D. Cotroneo, F. C. Grasso, R. Natella, V. Orbinato
TL;DR
The paper presents a pipeline that enables vulnerability prediction directly on binary code by first neurally decompiling binaries into high-level C/C++ and then applying DL-based classifiers to the decompiled code. Using the Juliet dataset, the approach achieves a high-quality neural decompilation (ED around 59%) and strong vulnerability-prediction performance (bi-class F1 ≈ 0.95; multi-class accuracy ≈ 0.83 with CodeBERT). It demonstrates that decompiled source, treated as plain text, can surpass traditional disassembly-based or IR-focused methods for both detecting vulnerable programs and mapping them to MITRE CWE categories. The results suggest a practical, architecture-agnostic path for binary vulnerability analysis that leverages transformer-based decompilation and CWE-aligned labeling.
Abstract
Vulnerability prediction is valuable in identifying security issues efficiently, even though it requires the source code of the target software system, which is a restrictive hypothesis.
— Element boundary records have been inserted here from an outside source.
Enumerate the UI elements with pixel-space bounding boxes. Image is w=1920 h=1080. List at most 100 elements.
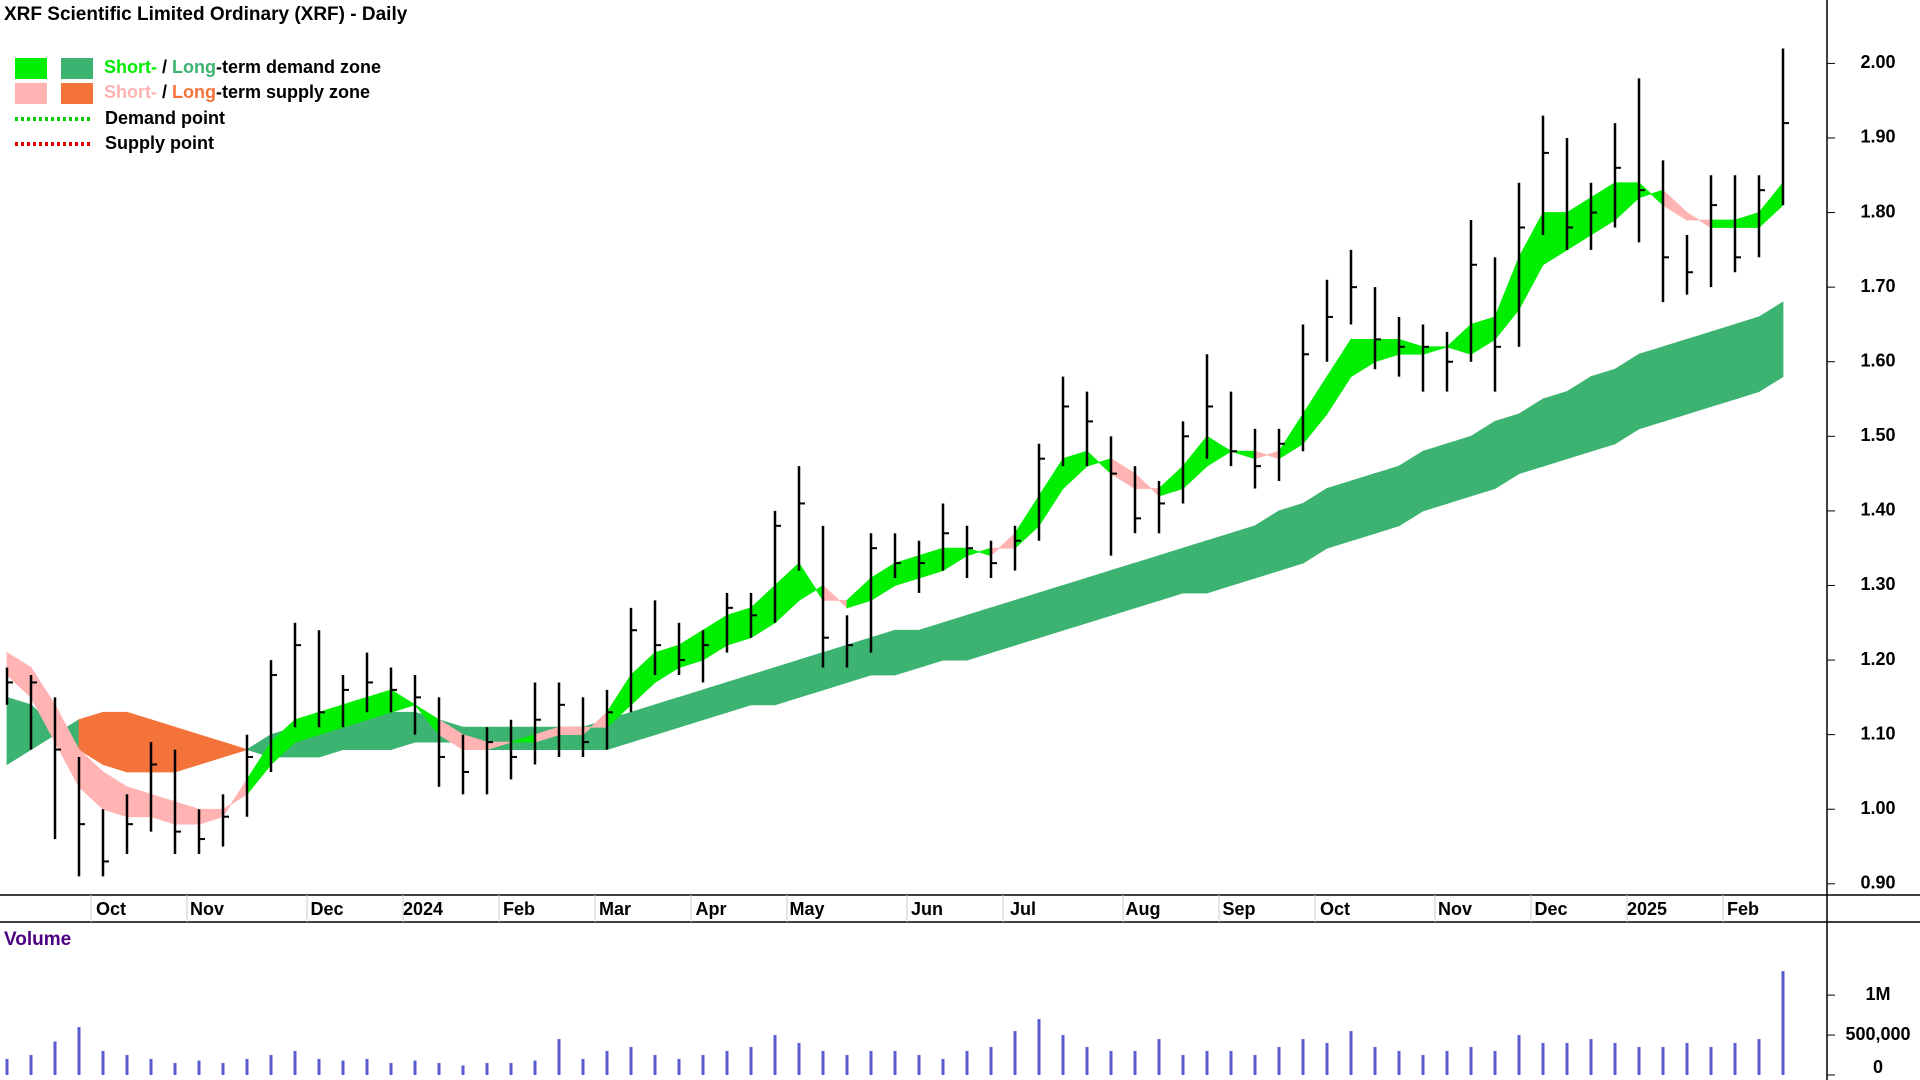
short-term-zone	[6, 651, 32, 699]
short-term-zone	[1542, 212, 1568, 266]
legend-swatch	[61, 83, 93, 104]
long-term-zone	[1710, 323, 1736, 408]
short-term-zone	[630, 651, 656, 706]
volume-bar	[629, 1047, 633, 1075]
long-term-zone	[822, 644, 848, 691]
y-tick-label: 1.20	[1860, 649, 1895, 669]
y-tick-label: 0	[1873, 1057, 1883, 1077]
long-term-zone	[678, 689, 704, 728]
legend-long: Long	[172, 82, 216, 102]
volume-bar	[1253, 1055, 1257, 1075]
volume-bar	[581, 1059, 585, 1075]
volume-bar	[101, 1051, 105, 1075]
volume-bar	[1541, 1043, 1545, 1075]
long-term-zone	[1302, 487, 1328, 564]
short-term-zone	[702, 614, 728, 661]
short-term-zone	[1614, 182, 1640, 221]
legend-swatch	[15, 83, 47, 104]
long-term-zone	[6, 696, 32, 766]
long-term-zone	[870, 629, 896, 676]
long-term-zone	[1518, 398, 1544, 475]
short-term-zone	[1662, 189, 1688, 221]
long-term-zone	[198, 734, 224, 766]
volume-bar	[173, 1063, 177, 1075]
volume-bar	[1181, 1055, 1185, 1075]
long-term-zone	[1638, 346, 1664, 430]
long-term-zone	[1542, 391, 1568, 467]
x-tick-label: Oct	[1320, 899, 1350, 919]
long-term-zone	[1470, 420, 1496, 497]
legend-short: Short-	[104, 57, 157, 77]
long-term-zone	[774, 659, 800, 706]
long-term-zone	[1134, 555, 1160, 609]
volume-bar	[1229, 1051, 1233, 1075]
volume-bar	[797, 1043, 801, 1075]
short-term-zone	[390, 689, 416, 713]
volume-bar	[341, 1060, 345, 1075]
volume-bar	[509, 1063, 513, 1075]
legend-sep: /	[157, 57, 172, 77]
volume-bar	[1565, 1043, 1569, 1075]
legend-swatch	[61, 58, 93, 79]
volume-bar	[437, 1063, 441, 1075]
y-tick-label: 1M	[1865, 984, 1890, 1004]
legend-label: Supply point	[105, 133, 214, 153]
volume-bar	[1613, 1043, 1617, 1075]
volume-bar	[1061, 1035, 1065, 1075]
volume-bar	[1349, 1031, 1353, 1075]
legend-label: Short- / Long-term supply zone	[104, 82, 370, 102]
short-term-zone	[798, 561, 824, 602]
volume-bar	[149, 1059, 153, 1075]
x-tick-label: Sep	[1222, 899, 1255, 919]
short-term-zone	[1278, 412, 1304, 460]
short-term-zone	[1494, 257, 1520, 341]
volume-bar	[1301, 1039, 1305, 1075]
long-term-zone	[798, 652, 824, 698]
volume-bar	[1157, 1039, 1161, 1075]
short-term-zone	[1566, 196, 1592, 251]
long-term-zone	[750, 666, 776, 706]
long-term-zone	[1662, 338, 1688, 422]
volume-bar	[845, 1055, 849, 1075]
long-term-zone	[1422, 443, 1448, 512]
short-term-zone	[1638, 181, 1664, 207]
y-tick-label: 1.90	[1860, 127, 1895, 147]
volume-bar	[1445, 1051, 1449, 1075]
x-tick-label: May	[789, 899, 824, 919]
short-term-zone	[1710, 219, 1736, 228]
short-term-zone	[870, 562, 896, 602]
volume-bar	[293, 1051, 297, 1075]
long-term-zone	[990, 599, 1016, 654]
x-tick-label: Nov	[1438, 899, 1472, 919]
volume-bar	[1493, 1051, 1497, 1075]
short-term-zone	[726, 607, 752, 646]
volume-bar	[197, 1060, 201, 1075]
short-term-zone	[942, 547, 968, 572]
y-tick-label: 1.00	[1860, 798, 1895, 818]
long-term-zone	[702, 681, 728, 721]
short-term-zone	[966, 547, 992, 557]
volume-bar	[1085, 1047, 1089, 1075]
x-tick-label: 2025	[1627, 899, 1667, 919]
short-term-zone	[198, 808, 224, 825]
volume-bar	[5, 1059, 9, 1075]
short-term-zone	[1686, 211, 1712, 229]
volume-bar	[245, 1059, 249, 1075]
long-term-zone	[1734, 316, 1760, 400]
long-term-zone	[222, 741, 249, 758]
legend-label: Demand point	[105, 108, 225, 128]
volume-bar	[1013, 1031, 1017, 1075]
long-term-zone	[1758, 301, 1784, 393]
long-term-zone	[390, 711, 416, 751]
long-term-zone	[1278, 502, 1304, 572]
short-term-zone	[774, 562, 800, 624]
volume-bar	[77, 1027, 81, 1075]
y-tick-label: 0.90	[1860, 873, 1895, 893]
short-term-zone	[654, 644, 680, 684]
long-term-zone	[1614, 353, 1640, 445]
short-term-zone	[150, 793, 176, 825]
volume-bar	[1325, 1043, 1329, 1075]
short-term-zone	[270, 718, 296, 766]
short-term-zone	[126, 786, 152, 818]
volume-bar	[1733, 1043, 1737, 1075]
This paper presents an experimental study to predict vulnerabilities in binary code without source code or complex representations of the binary, leveraging the pivotal idea of decompiling the binary file through neural decompilation and predicting vulnerabilities through deep learning on the decompiled source code. The results outperform the state-of-the-art in both neural decompilation and vulnerability prediction, showing that it is possible to identify vulnerable programs with this approach concerning bi-class (vulnerable/non-vulnerable) and multi-class (type of vulnerability) analysis.